En el caso de Alfredo, las consecuencias de un castigo, a temprana edad, le persiguieron el resto de su vida. De paso, con apenas tres años, dejó de tener confianza en su madre. Su refugio, entonces, fueron sus abuelos. Con el tiempo demostró ser buen estudiante, atleta notable y con una cuota de sangre fría para algunos retos extremos como el puénting o paracaidismo. Adrenalina, demostrarse siempre que era el mejor y empujar los riesgos al límite. Sin embargo, en descompensación, le tenía un verdadero horror a la oscuridad.
El terremoto de 1976 se trajo al suelo la casita que habitaban Alfredo y sus papás en la Avenida Elena y esto los obligó a mudarse con los abuelos maternos, hogar del que ya no saldrían jamás. Una casa grande, de siete habitaciones que, aunque un poco maltratada y con destrozos causados por la caída de armarios, vitrinas, libreras y alacenas, resistió con garbo su segundo cataclismo. En el último patio, superviviente como trastero, la tenebrosa “temblorera” construida durante los terremotos de 1917 y 18. Alfredo tenía en aquel entonces unos pocos meses de nacido y, por supuesto, esa parte telúrica de su vida quedó completamente borrada de la memoria.
Poco tiempo después, cuando el niño cumplió los tres años, su mamá volvió a quedar embarazada. Estado que, por causas hormonales, alteró completamente su equilibrio emocional llevándola a variaciones irracionales de humor. Es por esa época que Alfredo coloca, como parte de una travesura impulsiva, la plancha caliente sobre el nuevo vestido de lana de su abuela. La azotaina no fue suficiente para calmar el enojo de Andrea, su mamá. Ni siquiera la intervención de la abuela pudo evitar los furibundos cinchazos, más de 10, y el encierro a oscuras en el trastero de la casa.

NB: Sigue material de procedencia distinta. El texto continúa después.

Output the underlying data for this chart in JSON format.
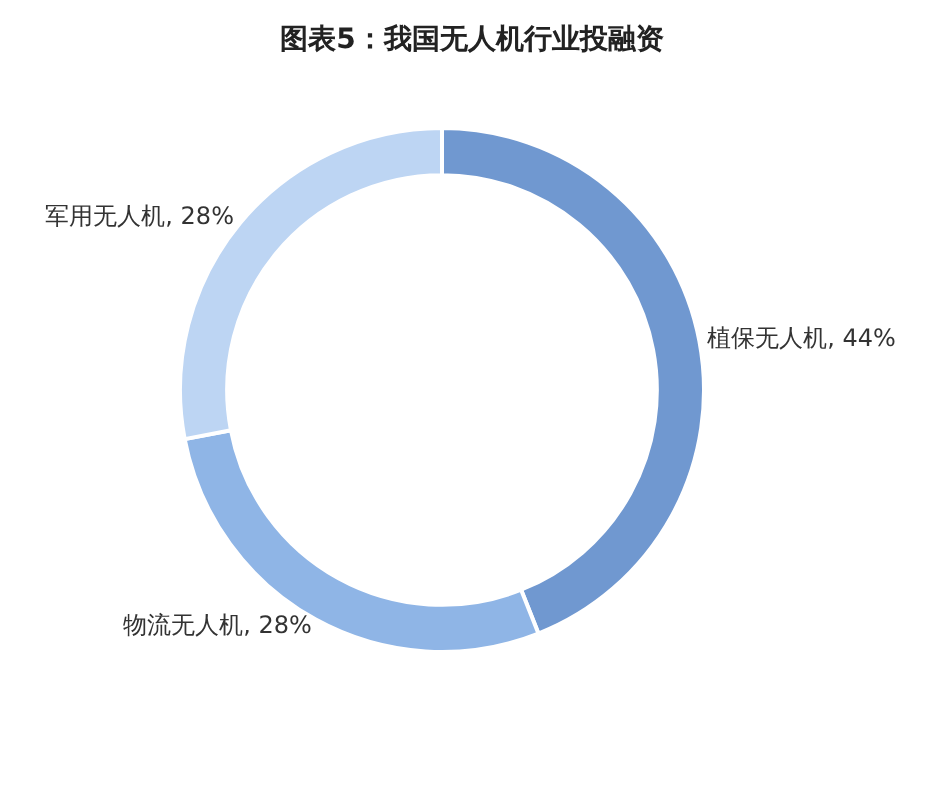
{
  "chart_data": {
    "type": "donut",
    "title": "图表5：我国无人机行业投融资",
    "categories": [
      "植保无人机",
      "物流无人机",
      "军用无人机"
    ],
    "values": [
      44,
      28,
      28
    ],
    "value_labels": [
      "44%",
      "28%",
      "28%"
    ],
    "colors": [
      "#7098d0",
      "#8fb5e6",
      "#bdd5f3"
    ],
    "legend": false
  }
}
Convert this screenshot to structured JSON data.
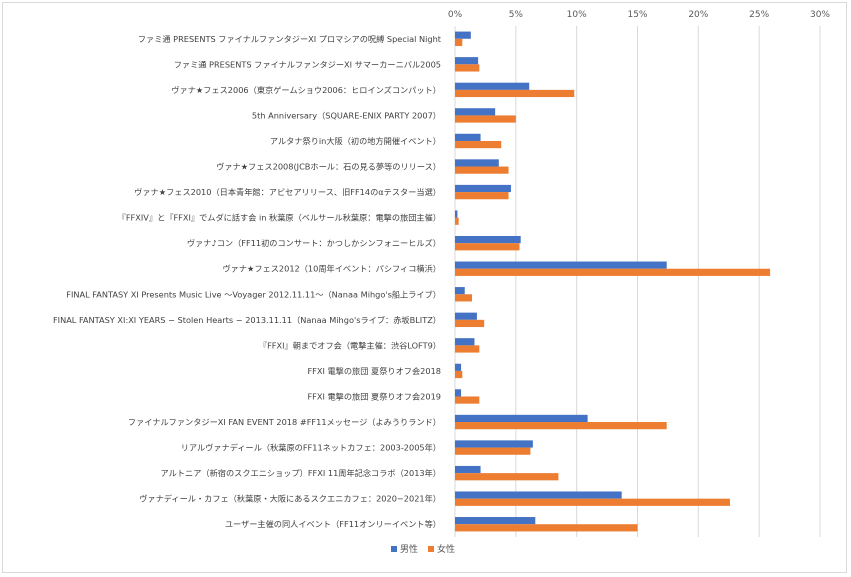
{
  "chart_data": {
    "type": "bar",
    "orientation": "horizontal",
    "x_axis_position": "top",
    "xlim": [
      0,
      30
    ],
    "x_ticks": [
      "0%",
      "5%",
      "10%",
      "15%",
      "20%",
      "25%",
      "30%"
    ],
    "grid": true,
    "legend_position": "bottom",
    "categories": [
      "ファミ通 PRESENTS ファイナルファンタジーXI プロマシアの呪縛 Special Night",
      "ファミ通 PRESENTS ファイナルファンタジーXI サマーカーニバル2005",
      "ヴァナ★フェス2006（東京ゲームショウ2006：ヒロインズコンパット）",
      "5th Anniversary（SQUARE-ENIX PARTY 2007）",
      "アルタナ祭りin大阪（初の地方開催イベント）",
      "ヴァナ★フェス2008(JCBホール：石の見る夢等のリリース）",
      "ヴァナ★フェス2010（日本青年館：アビセアリリース、旧FF14のαテスター当選）",
      "『FFXIV』と『FFXI』でムダに話す会 in 秋葉原（ベルサール秋葉原：電撃の旅団主催）",
      "ヴァナ♪コン（FF11初のコンサート：かつしかシンフォニーヒルズ）",
      "ヴァナ★フェス2012（10周年イベント：パシフィコ横浜）",
      "FINAL FANTASY XI Presents Music Live 〜Voyager 2012.11.11〜（Nanaa Mihgo's船上ライブ）",
      "FINAL FANTASY XI:XI YEARS − Stolen Hearts − 2013.11.11（Nanaa Mihgo'sライブ：赤坂BLITZ）",
      "『FFXI』朝までオフ会（電撃主催：渋谷LOFT9）",
      "FFXI 電撃の旅団 夏祭りオフ会2018",
      "FFXI 電撃の旅団 夏祭りオフ会2019",
      "ファイナルファンタジーXI FAN EVENT 2018 #FF11メッセージ（よみうりランド）",
      "リアルヴァナディール（秋葉原のFF11ネットカフェ：2003-2005年）",
      "アルトニア（新宿のスクエニショップ）FFXI 11周年記念コラボ（2013年）",
      "ヴァナディール・カフェ（秋葉原・大阪にあるスクエニカフェ：2020−2021年）",
      "ユーザー主催の同人イベント（FF11オンリーイベント等）"
    ],
    "series": [
      {
        "name": "男性",
        "color": "#4472c4",
        "values": [
          1.3,
          1.9,
          6.1,
          3.3,
          2.1,
          3.6,
          4.6,
          0.2,
          5.4,
          17.4,
          0.8,
          1.8,
          1.6,
          0.5,
          0.5,
          10.9,
          6.4,
          2.1,
          13.7,
          6.6
        ]
      },
      {
        "name": "女性",
        "color": "#ed7d31",
        "values": [
          0.6,
          2.0,
          9.8,
          5.0,
          3.8,
          4.4,
          4.4,
          0.3,
          5.3,
          25.9,
          1.4,
          2.4,
          2.0,
          0.6,
          2.0,
          17.4,
          6.2,
          8.5,
          22.6,
          15.0
        ]
      }
    ]
  }
}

Dos horas lloró allí encerrado Alfredo y dos horas tuvo que soportar la compañía de ese algo que habitaba en ese olvidado rincón de la casa. Su olor a podrido, su profunda, gutural y angustiosa respiración, sumado a esos ojos llameantes, inyectados en sangre, lo horrorizaron de tal manera que por varias semanas dejó de hablar. Fue con mucha paciencia y el inmenso amor de su abuela que, de a poco, recuperó la voz y con ella las ganas de jugar. Eso sí, aunque también olvidó el evento con el tiempo, jamás volvió a tolerar la oscuridad y siempre evitó quedarse a solas en el patio trasero de la casa.
Pero ¿de dónde provenía esta presencia? Para la fecha del evento, 1979, todos los antepasados de la familia habían fallecido hacía varios años y, con ellos, quedó soterrado un secreto que supieron guardar para la eternidad. Debajo de la “temblorera” fue enterrado un peligroso ladrón de la época que, creyendo abandonada la casa después de los primeros seísmos, entró a robar cosas de valor. Aquel hombre, temido en su época y borrado de las memorias del presente, fue conocido por brutal y sanguinario. Quienes le trataron siempre dijeron que llevaba al diablo en el alma. En resumen, no consiguió su cometido ya que fue sometido por los varones de la casa quienes, en la lucha, le dieron muerte. O al menos, eso creyeron.
Como ya estaba en construcción la “temblorera”, cavaron un hoyo de cuatro metros y allí lo arrojaron, envuelto en un costal, vivo. Su tortura no duró mucho. Consciente, a oscuras, en lugar de arrepentirse de sus pecados, dedicó cada asfixiante instante para alimentar su corazón de odio hacia los demás. Y ahí lo dejó sembrado. El trastero, desde los años veinte del siglo pasado, solo se abría para refundir muebles y otros chunches como los adornos de Navidad o los patrones de las alfombras de Semana Santa, pero siempre era entrar y salir, a nadie le gustó nunca permanecer mucho tiempo ahí adentro.
Respecto a Alfredo, pronto tendrá un nuevo encuentro con la oscuridad, solo que este pertenece a otro relato.